Help With Finding Real Valued Function For the real valued function $u(x,y)=xy^3-x^3y$, decide whether there is a real valued function $v(x,y)$ such that $f(x+iy)=u(x,y)+iv(x,y)$ is analytic with $f(0)=2i$. 
My Approach: I used Cauchy-Reumann equations to find $v(x,y)$. I get $$v(x,y)=\frac{y^4}{4}-\frac{3}{4}x^2y^2+\phi(x)$$
I then take $$\frac{\partial v}{\partial x}=-\frac{3}{2}xy^2+\phi'(x)$$ Solving for $\phi'(x)$ using Cauchy Reumann, I obtain $$\phi'(x)=-\frac{\partial u}{\partial y}+\frac{3}{2}xy^2=\frac{9}{2}xy^2-x^3$$ Integrating to obtain $\phi(x)$, $$\phi(x)=\frac {9}{4}x^2y^2-\frac{x^4}{4}+C$$ Thus $$v(x,y)=\frac{y^4}{4}-\frac{3}{4}x^2y^2+\frac {9}{4}x^2y^2-\frac{x^4}{4}+C$$ Given the above condition, I get $C=2$. My question is, how can we tell if there's a real valued function $v(x,y)$? Where would the conditions of a real valued function fail - if Cauchy Reumann equations is not satisfied? How do I explain there is no such function?
 A: 
My question is, how can we tell if there's a real valued function $v(x,y)$?

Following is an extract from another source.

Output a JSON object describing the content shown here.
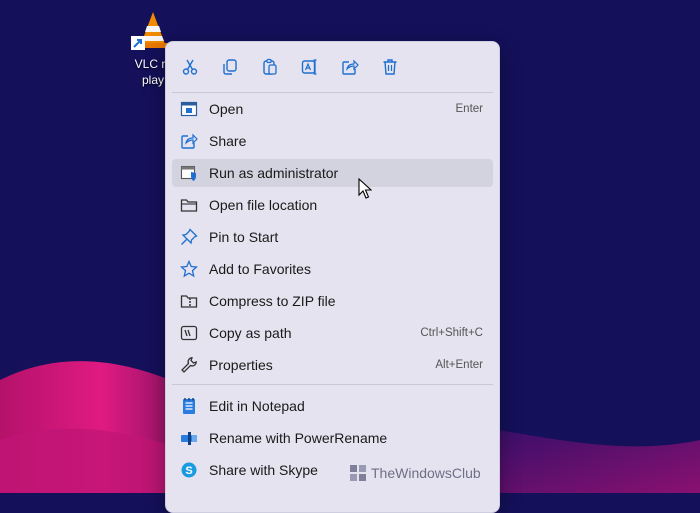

If there is a real-valued function $v$ such that $f(x+iy) = u(x,y) + i v(x,y)$ is holomorphic, then the Cauchy-Riemann equations
$$\begin{align}
\frac{\partial u}{\partial x} &= \frac{\partial v}{\partial y}\\
\frac{\partial u}{\partial y} &= -\frac{\partial v}{\partial x}
\end{align}$$
yield upon further differentiation
$$\frac{\partial^2 u}{\partial x^2} = \frac{\partial^2 v}{\partial x\partial y} = \frac{\partial^2v}{\partial y\partial x} = - \frac{\partial^2 u}{\partial y^2},$$
so $u$ must be a harmonic function, $\Delta u = 0$. The same holds of course for imaginary parts of holomorphic functions.
That is a necessary criterion, but not always a sufficient criterion.

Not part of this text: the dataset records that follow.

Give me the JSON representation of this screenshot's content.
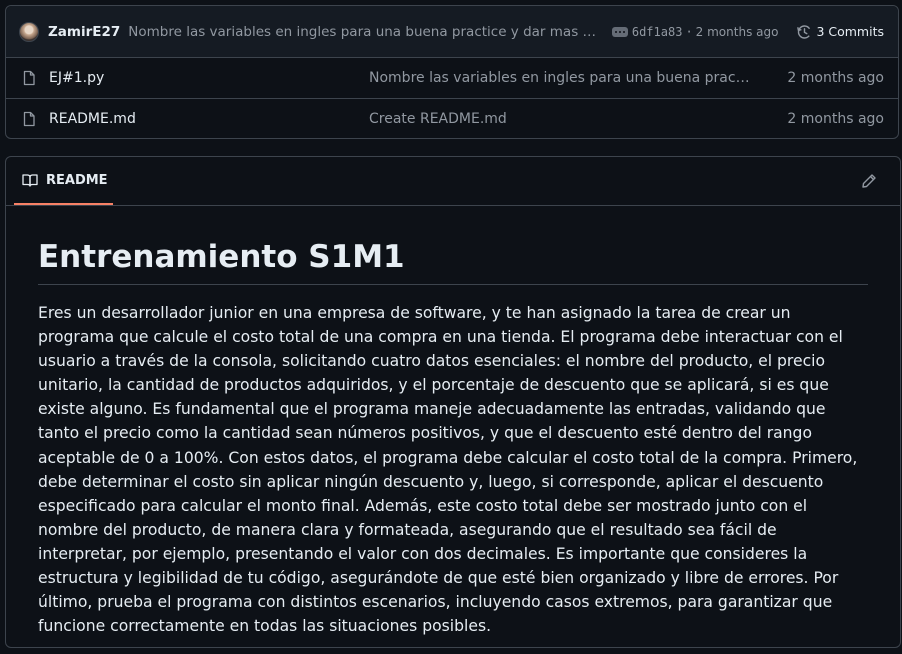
{
  "latest_commit": {
    "author": "ZamirE27",
    "message": "Nombre las variables en ingles para una buena practice y dar mas claridad",
    "sha": "6df1a83",
    "separator": "·",
    "date": "2 months ago",
    "commits_label": "3 Commits"
  },
  "files": [
    {
      "name": "EJ#1.py",
      "commit_message": "Nombre las variables en ingles para una buena practice y dar mas claridad",
      "date": "2 months ago"
    },
    {
      "name": "README.md",
      "commit_message": "Create README.md",
      "date": "2 months ago"
    }
  ],
  "readme": {
    "tab_label": "README",
    "title": "Entrenamiento S1M1",
    "body": "Eres un desarrollador junior en una empresa de software, y te han asignado la tarea de crear un programa que calcule el costo total de una compra en una tienda. El programa debe interactuar con el usuario a través de la consola, solicitando cuatro datos esenciales: el nombre del producto, el precio unitario, la cantidad de productos adquiridos, y el porcentaje de descuento que se aplicará, si es que existe alguno. Es fundamental que el programa maneje adecuadamente las entradas, validando que tanto el precio como la cantidad sean números positivos, y que el descuento esté dentro del rango aceptable de 0 a 100%. Con estos datos, el programa debe calcular el costo total de la compra. Primero, debe determinar el costo sin aplicar ningún descuento y, luego, si corresponde, aplicar el descuento especificado para calcular el monto final. Además, este costo total debe ser mostrado junto con el nombre del producto, de manera clara y formateada, asegurando que el resultado sea fácil de interpretar, por ejemplo, presentando el valor con dos decimales. Es importante que consideres la estructura y legibilidad de tu código, asegurándote de que esté bien organizado y libre de errores. Por último, prueba el programa con distintos escenarios, incluyendo casos extremos, para garantizar que funcione correctamente en todas las situaciones posibles."
  },
  "colors": {
    "background": "#0d1117",
    "border": "#3d444d",
    "muted_text": "#9198a1",
    "accent_underline": "#f78166"
  },
  "icons": [
    "avatar",
    "ellipsis-icon",
    "history-icon",
    "file-icon",
    "book-icon",
    "pencil-icon"
  ]
}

However, it is locally sufficient: For every real-valued harmonic function $u$ on an open set $\Omega \subset \mathbb{C}$, and every $z \in \Omega$, there is an open neighbourhood $W\subset \Omega$ of $z$, and a harmonic function $v\colon W \to\mathbb{R}$, such that $f(x+iy) = u(x,y) + iv(x,y) \colon W\to\mathbb{C}$ is holomorphic.
It can happen - as for example for $u (x,y) = \frac12\log (x^2+y^2)$ on $\mathbb{C}\setminus\{0\}$ - that the local solutions cannot be glued together to a global solution, but for simply connected $\Omega$ - in particular $\Omega = \mathbb{C}$ - there is always a globally defined conjugate harmonic function $v$ of a harmonic $u\colon \Omega \to\mathbb{R}$.
A: I think you are reading too much into the 'real-valued function' bit; all it means is that we are assuming that $u(x,y)$ is the real part of our putative analytic function $f$.  Otherwise there would be trivial solutions like $v(x,y) = i\,u(x,y) + 2$.